Charles's Top 5 surprises of 2011

  1. Lake of Blood - As Time and Tide Erodes Stone
    I felt like I had to make room for at least one USBM album somewhere in my lists.
  2. Undergang - Indhentet af Døden
    Ooooooooooooh. They have a new one coming out imminently, by the way. In the next few days.
  3. Obake - Obake
    Super-cool avant-garde stuff in the vein of Patton or somesuch, but with more doom riffs.
  4. Revocation - Chaos Of Forms
    The surprise is that it's new thrash album I actually like.
  5. Aosoth - III
    A surprise because I didn't especially rate their last one.

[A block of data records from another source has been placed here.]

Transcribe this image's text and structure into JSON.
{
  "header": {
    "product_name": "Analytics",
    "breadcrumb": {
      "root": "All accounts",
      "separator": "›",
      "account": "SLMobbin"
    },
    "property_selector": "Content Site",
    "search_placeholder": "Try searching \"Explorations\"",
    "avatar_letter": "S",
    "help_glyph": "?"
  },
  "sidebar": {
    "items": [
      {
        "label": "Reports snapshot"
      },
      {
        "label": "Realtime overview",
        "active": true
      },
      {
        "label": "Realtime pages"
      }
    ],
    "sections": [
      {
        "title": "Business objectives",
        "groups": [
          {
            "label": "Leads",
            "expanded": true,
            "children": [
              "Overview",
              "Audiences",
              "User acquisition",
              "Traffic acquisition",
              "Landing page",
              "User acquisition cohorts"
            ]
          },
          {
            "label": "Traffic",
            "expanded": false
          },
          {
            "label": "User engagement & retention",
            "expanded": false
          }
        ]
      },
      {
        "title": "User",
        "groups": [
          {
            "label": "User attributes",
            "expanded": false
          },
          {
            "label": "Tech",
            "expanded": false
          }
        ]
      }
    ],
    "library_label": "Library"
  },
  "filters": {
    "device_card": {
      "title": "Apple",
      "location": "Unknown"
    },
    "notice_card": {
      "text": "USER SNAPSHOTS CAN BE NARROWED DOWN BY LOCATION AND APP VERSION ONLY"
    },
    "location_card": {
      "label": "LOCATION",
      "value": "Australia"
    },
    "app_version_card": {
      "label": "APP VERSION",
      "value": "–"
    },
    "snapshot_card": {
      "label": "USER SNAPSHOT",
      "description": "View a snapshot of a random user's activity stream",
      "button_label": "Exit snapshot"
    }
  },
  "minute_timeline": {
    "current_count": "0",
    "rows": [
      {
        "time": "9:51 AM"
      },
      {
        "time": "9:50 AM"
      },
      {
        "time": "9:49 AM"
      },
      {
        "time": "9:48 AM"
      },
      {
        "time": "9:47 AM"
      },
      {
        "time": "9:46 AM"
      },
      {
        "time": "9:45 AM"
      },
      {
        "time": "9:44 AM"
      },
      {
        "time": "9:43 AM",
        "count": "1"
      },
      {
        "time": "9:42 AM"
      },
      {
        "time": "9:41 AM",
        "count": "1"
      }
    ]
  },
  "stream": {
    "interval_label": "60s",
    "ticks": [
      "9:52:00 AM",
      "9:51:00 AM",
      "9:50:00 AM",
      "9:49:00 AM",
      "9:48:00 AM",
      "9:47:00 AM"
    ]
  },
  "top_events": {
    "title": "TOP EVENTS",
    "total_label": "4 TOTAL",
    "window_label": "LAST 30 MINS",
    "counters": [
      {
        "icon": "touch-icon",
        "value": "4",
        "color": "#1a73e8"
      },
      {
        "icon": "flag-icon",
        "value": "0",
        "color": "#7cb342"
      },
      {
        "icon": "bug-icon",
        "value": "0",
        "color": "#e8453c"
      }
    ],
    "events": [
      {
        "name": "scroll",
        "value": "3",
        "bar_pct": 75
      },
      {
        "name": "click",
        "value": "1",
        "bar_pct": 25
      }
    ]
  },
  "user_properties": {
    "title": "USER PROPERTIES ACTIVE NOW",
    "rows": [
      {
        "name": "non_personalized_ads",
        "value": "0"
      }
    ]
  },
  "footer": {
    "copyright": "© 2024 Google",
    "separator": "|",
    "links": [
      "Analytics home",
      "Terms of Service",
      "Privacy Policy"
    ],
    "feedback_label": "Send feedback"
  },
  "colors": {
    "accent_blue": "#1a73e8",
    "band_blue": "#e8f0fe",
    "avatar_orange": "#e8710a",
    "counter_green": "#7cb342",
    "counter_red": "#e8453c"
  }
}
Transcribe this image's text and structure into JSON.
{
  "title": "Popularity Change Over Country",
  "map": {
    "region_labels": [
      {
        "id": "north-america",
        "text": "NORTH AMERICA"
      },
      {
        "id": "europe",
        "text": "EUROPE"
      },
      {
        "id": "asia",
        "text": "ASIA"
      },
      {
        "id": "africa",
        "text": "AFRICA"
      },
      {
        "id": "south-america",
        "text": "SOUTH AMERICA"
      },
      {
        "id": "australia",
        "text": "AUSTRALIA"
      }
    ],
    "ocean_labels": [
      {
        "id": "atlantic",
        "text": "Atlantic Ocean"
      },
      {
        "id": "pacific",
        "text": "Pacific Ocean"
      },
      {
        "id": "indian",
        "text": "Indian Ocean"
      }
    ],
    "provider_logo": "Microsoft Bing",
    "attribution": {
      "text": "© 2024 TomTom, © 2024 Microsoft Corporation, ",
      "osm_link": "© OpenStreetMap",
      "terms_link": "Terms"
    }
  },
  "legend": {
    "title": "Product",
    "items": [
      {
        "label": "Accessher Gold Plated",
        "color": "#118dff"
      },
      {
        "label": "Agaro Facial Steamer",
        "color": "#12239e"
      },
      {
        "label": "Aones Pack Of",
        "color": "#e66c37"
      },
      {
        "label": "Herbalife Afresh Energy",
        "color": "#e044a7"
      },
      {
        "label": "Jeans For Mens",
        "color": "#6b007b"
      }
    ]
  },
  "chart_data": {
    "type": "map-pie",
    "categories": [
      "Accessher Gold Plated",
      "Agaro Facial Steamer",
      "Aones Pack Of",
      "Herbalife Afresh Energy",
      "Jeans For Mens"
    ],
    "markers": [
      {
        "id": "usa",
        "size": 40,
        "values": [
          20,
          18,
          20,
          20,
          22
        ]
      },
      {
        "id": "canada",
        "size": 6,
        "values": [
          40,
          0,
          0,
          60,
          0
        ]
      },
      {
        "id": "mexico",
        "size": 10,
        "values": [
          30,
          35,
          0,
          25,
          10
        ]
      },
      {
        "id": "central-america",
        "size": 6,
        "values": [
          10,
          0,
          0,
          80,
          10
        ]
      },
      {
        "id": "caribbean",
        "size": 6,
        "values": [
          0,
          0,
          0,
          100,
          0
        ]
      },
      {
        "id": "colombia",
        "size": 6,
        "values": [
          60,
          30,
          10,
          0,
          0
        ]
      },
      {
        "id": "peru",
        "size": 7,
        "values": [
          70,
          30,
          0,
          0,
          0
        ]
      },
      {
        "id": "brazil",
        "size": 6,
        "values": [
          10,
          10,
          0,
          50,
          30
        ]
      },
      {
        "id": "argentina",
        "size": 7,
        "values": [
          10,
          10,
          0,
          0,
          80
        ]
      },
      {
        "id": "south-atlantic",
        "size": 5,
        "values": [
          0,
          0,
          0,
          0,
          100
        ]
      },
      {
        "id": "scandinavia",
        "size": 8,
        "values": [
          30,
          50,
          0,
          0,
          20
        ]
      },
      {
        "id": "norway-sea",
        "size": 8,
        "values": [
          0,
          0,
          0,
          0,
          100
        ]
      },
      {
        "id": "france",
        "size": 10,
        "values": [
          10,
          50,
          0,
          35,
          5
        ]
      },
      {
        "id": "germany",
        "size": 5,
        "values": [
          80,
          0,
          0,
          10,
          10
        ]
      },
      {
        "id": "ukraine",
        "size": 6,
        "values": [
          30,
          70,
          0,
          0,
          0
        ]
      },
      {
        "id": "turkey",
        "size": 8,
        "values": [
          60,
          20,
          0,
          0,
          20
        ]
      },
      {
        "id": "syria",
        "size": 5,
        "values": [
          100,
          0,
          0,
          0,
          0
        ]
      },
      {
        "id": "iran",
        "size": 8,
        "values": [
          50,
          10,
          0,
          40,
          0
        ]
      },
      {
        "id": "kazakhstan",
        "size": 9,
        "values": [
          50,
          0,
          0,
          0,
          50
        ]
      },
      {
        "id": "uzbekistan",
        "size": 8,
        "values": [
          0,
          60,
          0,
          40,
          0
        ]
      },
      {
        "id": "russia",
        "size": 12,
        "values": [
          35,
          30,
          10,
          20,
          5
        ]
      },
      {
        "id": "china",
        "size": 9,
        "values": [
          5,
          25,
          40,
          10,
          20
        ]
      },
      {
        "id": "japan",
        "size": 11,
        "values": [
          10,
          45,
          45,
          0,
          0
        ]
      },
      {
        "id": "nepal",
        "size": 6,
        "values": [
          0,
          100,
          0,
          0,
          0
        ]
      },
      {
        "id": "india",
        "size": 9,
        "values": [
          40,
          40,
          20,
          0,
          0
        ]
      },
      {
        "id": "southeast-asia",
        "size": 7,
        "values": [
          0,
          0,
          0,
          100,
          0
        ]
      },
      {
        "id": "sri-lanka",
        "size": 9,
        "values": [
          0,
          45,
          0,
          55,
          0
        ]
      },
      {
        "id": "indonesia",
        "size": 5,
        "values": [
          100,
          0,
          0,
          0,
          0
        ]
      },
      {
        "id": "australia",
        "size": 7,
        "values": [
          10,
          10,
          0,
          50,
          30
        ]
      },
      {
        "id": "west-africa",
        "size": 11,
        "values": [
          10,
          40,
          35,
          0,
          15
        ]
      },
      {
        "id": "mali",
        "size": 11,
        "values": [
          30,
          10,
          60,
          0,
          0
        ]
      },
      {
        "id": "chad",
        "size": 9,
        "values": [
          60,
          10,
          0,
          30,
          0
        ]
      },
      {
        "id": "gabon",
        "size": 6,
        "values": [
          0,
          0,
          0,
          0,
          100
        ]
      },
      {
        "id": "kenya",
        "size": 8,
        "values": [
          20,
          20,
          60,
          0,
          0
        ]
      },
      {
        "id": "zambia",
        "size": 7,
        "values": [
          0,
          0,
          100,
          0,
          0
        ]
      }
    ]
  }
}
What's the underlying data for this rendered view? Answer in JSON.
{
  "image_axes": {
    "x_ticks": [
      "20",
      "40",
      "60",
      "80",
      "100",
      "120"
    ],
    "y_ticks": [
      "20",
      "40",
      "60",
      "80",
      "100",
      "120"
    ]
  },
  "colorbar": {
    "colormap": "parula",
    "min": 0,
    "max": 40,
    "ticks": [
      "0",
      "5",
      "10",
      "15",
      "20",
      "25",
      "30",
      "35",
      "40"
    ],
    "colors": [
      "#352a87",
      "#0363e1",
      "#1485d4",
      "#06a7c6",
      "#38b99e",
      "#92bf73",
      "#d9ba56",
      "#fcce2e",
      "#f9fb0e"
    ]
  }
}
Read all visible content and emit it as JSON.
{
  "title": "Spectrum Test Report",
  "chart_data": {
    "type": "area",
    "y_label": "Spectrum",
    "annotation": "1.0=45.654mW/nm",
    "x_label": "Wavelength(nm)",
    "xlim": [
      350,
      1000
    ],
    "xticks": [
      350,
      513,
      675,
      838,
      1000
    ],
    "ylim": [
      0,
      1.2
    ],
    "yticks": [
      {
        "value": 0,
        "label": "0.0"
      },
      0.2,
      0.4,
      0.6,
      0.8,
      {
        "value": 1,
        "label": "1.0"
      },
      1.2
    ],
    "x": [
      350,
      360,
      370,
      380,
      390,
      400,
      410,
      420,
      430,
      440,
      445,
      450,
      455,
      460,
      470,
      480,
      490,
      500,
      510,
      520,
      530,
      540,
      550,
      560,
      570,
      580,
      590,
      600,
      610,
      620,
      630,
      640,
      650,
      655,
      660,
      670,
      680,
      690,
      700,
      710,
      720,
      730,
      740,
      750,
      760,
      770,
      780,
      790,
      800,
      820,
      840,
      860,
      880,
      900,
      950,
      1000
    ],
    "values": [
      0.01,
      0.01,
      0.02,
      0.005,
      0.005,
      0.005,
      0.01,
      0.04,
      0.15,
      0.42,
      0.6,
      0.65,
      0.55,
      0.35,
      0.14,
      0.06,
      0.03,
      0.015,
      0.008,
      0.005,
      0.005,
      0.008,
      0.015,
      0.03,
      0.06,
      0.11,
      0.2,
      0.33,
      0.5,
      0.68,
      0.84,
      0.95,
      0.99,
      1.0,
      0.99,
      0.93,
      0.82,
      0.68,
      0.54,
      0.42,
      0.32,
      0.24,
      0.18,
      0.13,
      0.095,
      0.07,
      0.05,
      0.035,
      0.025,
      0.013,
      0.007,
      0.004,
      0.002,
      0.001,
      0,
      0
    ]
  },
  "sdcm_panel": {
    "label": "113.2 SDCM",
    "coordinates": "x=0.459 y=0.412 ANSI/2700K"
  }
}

Charles's words about 2011
  1. Albums that I meant to include in my top fifteen but couldn't because then it wouldn't have been a top fifteen: Virus, Autopsy, Abhor, Midnight, Altar of Plagues, Azarath, Oranssi Pazuzu. Human society as a whole is constantly changing, and music is no different. John Stuart Mill said that "although it is not true that all conservatives are stupid people, it is true that most stupid people are conservative". More than ever, I think this is true of music. But then, I put a 70s retro album called "Heritage" at number one, so I'm not sure how that squares... Have a lovely final 11 months of 2012.